Jenkins les regardait d'un oeil noir, adossé au mur, les bras croisés. Ben se retourna vers Alan et Bradley, qui le regardaient avec des yeux brillants, comme deux gamins à qui on raconterait une histoire de dinosaures.
"- Casier 117."
Les yeux s'écarquillèrent, mélange d'inquiétude, de surprise et d'excitation.
"- Bordel, Ben, là t'as fait fort !
- Je suis Brad sur ce coup là, Ben, t'es vraiment un putain de salaud !"
Ben haussa les épaules et les trois amis rirent de plus belle.
Quelques minutes plus tard, chacun réunissant son matériel et se dirigeant vers les soutes pour rejoindre leurs modules, Jenkins les briefa à nouveau sur leur objectif :
"- Bon les gars, n'oubliez pas. On nous envoie pour enquêter sur la mort de dix-sept de nos hommes dans une station rebelle. Je veux que vous soyez vifs, précis et silencieux. Soigneux, surtout. Inutile de tirer sur tout ce qui bouge, ce qui nous intéresse, c'est négocier le rapatriement des corps et escorter les éventuels survivants.
- Conneries, lâcha Bradley, c'est pas quelques insurgés mal organisés qui ont pu venir à bout de dix-sept soldats de l'UNSC.
Jenkins allait répondre mais Alan ne lui en laissa pas le temps :
- Ouais, Brad a raison, c'est n'importe quoi de nous envoyer là-bas.
- Depuis quand est-ce qu'on déploie les ODST pour s'occuper de ce genre de cas ?, ajouta Ben.
- Qu'on le veuille ou non, ce sont les ordres.
- On le sait bien ça, continua Bradley, mais on a d'autres chats à fouetter. Pourquoi nous envoyer ici pendant que d'autres meurent en luttant contre les Covenants à à peine cinq-cent bornes ? (Oui, c'était un grand sentimental, le Brad. Dévoué et altruiste.).
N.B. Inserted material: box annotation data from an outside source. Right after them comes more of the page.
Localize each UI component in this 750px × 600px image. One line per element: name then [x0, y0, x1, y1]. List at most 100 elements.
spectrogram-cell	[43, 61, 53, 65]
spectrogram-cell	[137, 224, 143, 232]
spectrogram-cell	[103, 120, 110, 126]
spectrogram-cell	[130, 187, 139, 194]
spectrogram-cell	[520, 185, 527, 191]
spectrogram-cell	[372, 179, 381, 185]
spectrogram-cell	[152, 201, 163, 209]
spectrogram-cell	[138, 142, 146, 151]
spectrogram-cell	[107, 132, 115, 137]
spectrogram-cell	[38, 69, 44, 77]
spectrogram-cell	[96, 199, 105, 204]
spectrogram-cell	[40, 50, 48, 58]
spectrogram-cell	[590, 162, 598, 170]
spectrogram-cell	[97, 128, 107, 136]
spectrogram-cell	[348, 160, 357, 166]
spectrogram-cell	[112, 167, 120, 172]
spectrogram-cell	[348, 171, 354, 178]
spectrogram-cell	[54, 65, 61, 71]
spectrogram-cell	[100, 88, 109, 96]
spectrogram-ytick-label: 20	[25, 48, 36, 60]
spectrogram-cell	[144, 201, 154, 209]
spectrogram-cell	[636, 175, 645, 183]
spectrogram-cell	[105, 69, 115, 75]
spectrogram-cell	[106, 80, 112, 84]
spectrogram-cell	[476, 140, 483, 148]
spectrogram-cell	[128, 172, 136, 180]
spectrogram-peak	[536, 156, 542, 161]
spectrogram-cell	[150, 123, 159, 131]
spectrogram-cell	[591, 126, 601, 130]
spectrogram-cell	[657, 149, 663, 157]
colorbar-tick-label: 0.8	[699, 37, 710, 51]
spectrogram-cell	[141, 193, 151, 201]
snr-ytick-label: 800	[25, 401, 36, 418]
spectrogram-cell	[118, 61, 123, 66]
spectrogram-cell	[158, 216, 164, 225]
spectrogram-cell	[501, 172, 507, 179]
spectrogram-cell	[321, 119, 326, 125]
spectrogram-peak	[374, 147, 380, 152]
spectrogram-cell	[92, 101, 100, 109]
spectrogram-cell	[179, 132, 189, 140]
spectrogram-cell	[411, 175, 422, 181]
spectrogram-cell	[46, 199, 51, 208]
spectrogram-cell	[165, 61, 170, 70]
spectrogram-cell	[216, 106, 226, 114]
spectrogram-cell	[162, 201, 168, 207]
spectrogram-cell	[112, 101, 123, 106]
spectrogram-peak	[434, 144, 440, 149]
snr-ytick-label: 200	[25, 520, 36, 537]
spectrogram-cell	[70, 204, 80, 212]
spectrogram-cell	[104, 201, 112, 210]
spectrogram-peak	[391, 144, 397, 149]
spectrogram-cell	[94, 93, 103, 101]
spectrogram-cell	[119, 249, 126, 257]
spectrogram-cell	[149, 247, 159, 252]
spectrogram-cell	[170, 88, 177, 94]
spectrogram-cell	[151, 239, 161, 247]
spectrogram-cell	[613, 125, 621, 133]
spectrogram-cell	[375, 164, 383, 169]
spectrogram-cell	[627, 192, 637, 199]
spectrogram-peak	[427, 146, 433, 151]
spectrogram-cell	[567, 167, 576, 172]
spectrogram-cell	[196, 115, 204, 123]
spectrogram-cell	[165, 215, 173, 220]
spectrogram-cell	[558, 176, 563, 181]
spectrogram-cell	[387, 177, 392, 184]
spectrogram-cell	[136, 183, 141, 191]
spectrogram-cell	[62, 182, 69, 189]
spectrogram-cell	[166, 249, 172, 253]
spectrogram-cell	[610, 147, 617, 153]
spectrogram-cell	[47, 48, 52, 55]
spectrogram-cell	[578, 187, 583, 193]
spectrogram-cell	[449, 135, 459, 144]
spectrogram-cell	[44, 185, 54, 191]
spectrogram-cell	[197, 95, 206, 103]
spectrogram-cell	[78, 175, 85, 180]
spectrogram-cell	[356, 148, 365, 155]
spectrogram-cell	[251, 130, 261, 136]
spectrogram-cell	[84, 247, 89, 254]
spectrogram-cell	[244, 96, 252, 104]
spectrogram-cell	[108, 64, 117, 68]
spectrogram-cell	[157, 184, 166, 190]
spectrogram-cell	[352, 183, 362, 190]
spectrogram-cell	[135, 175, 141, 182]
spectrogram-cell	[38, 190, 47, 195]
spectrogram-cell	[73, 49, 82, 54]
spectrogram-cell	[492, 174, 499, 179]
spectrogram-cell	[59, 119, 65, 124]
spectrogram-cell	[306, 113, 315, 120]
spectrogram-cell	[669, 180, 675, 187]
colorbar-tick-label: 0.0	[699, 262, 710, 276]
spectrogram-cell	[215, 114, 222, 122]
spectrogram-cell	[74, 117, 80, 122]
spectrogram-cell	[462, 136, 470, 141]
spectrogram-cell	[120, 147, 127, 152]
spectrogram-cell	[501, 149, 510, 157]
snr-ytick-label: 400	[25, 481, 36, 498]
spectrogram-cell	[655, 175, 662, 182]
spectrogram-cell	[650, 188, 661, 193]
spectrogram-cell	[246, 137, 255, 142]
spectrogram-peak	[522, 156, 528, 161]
- Le Commandement ne nous aurait pas confié cette mission si elle n'était pas capitale. Je partage votre avis sur le fait que quelque chose de louche se trame, mais on ne nous a pas sollicité pour qu'on se pose des questions. Maintenant, fermez-la. Et considérez ça comme un ordre."
Bradley se contenta d'un haussement d'épaules rageur, écarta Jenkins du chemin et s’engouffra brusquement dans son module :
"- On se revoit en Enfer."
La porte se verrouilla sur lui, puis chacun pris place dans son module. Ben détestait ces choses. La fiabilité d'une cabine téléphonique qu'on lâcherait depuis l'espace, en moins confortable. On racontait beaucoup d'histoires au sujet des ODST, entre autres leur manière de "sauter en Enfer les pieds devant" ; en traversant l'atmosphère, les modules monoplaces des ODST prenaient rapidement feu -c'est d'ailleurs ainsi que périt nombre d'entre eux- et la température devenait quasi insupportable. Cela ajouté à la vitesse inouïe à laquelle ces boîtes de conserve chutaient et à leur résistance relative -voire discutable-, il y avait de quoi se poser des questions sur la santé mentale des hommes qui s'engageaient volontairement dans le corps des ODST. Ben s'imaginait que certains avaient simplement l'intention de mourir ; que d'autres, jugés trop "instables", avaient été affectés sans plus de considération -c'était son cas- et que d'autres encore étaient simplement de bons soldats, prêts à tout pour protéger leur patrie. Ben aimait la Terre, bien sûr, mais pas au point de rôtir, d'exploser ou encore de finir compressé par les parois de son module pour elle. A chaque saut, son cœur finissait par s'emballer et à battre anormalement vite ; il fermait alors les yeux, s'imaginait sur Terre avec Anaïs -qui était elle-même cardiaque- et trouvait ainsi assez de force pour survivre à un atterrissage souvent... abrupt.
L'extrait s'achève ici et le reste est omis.